Posted by: FSPRetail , 08 December 2011

The principal role of marketing is to increase sales and profitability. Marketing managers use a variety of tools to accomplish this purpose but the aim is singular. It is simple to describe and much less easy to achieve.


Increased sales can come only from two sources – enabling existing customers to spend more or attracting additional, new customers. In most cases, the former, getting more from existing shoppers, is easier than the latter.

Therefore, the first requirement is to know as much as possible about the existing customers – a good checklist is generated by asking, who, what, where, why, when, how often, where else? Establishing this baseline information is vitally important. Fortunately, once described, the customer profile, in the absence of major local shopping developments, remains stable for a number of years.
Budgetary constraints will determine how best, and how quickly, the customer profile can be developed. There are various workable approaches but it is worth taking professional advice before setting out on your own. Research can look simple but when poorly designed or executed, it not only wastes time and money but can produce seriously misleading results.

Many shopping centres have a reasonably good understanding of the profile of their existing customers. What is much less common is any understanding of how well the centre is meeting shopper requirements. What proportion of their spending occurs in your centre? How does that compare with spending in comparable centres?

Only by quantifying this Market Share Gap and measuring its changes, can the effectiveness of marketing be truly measured.

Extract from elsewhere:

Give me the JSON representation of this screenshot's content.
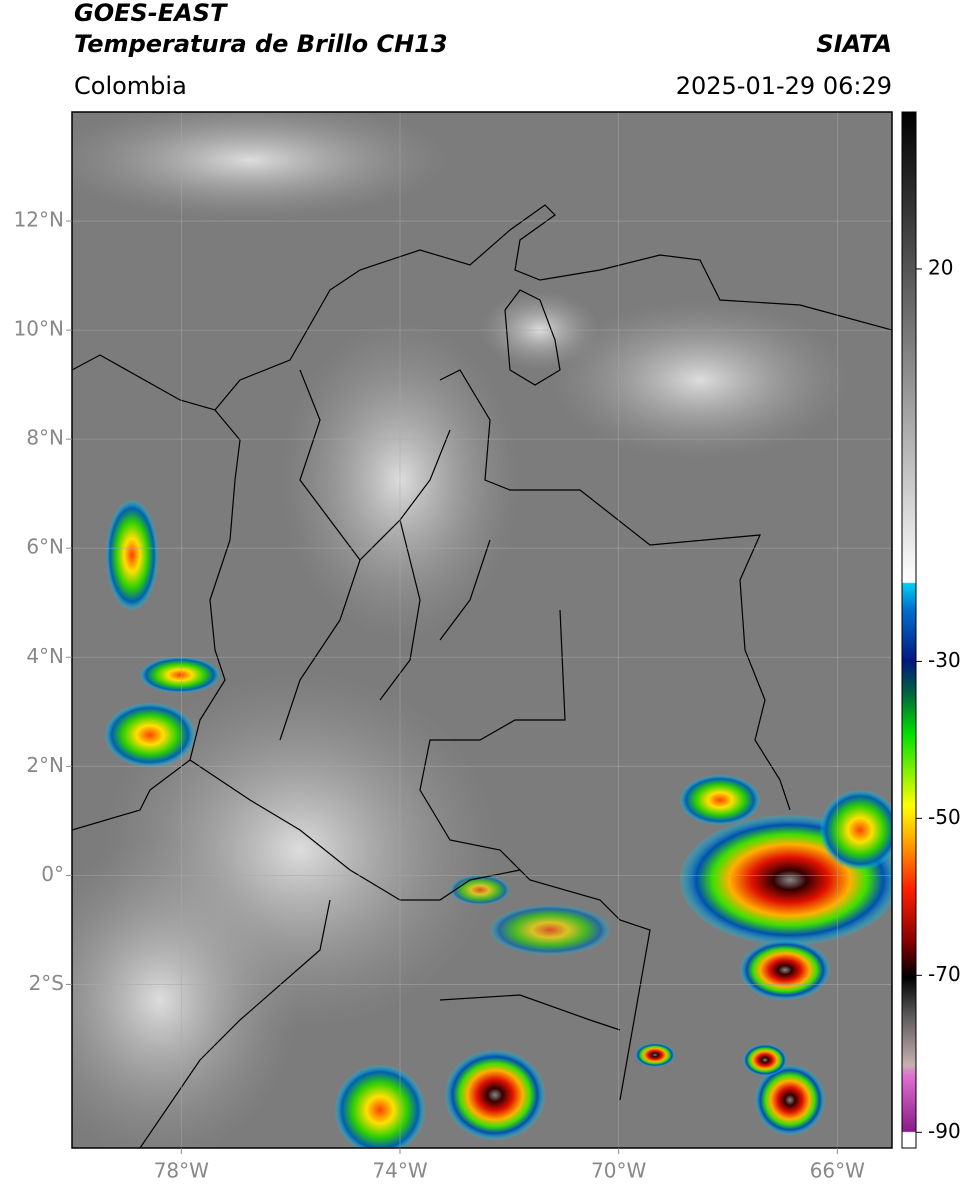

Having agreed a target to reduce the Market Share Gap, it is then possible to develop relevant marketing collateral. Marketing budgets in shopping centres are rarely very generous but in brand marketing, the 70:20:10 rule has been successful. 70% of the budget is spent on tried and trusted channels. 20% is spent on channels used successfully by parallel brands but not previously employed. 10% of the budget is reserved for experimental, new channels.

In this time of rapid change, where 18 months ago QR codes were still in their infancy, experimentation is likely to become increasingly important. With a less than buoyant economic outlook, budgets will need to be more precisely targeted. What is the evidence will you have that your target has been achieved?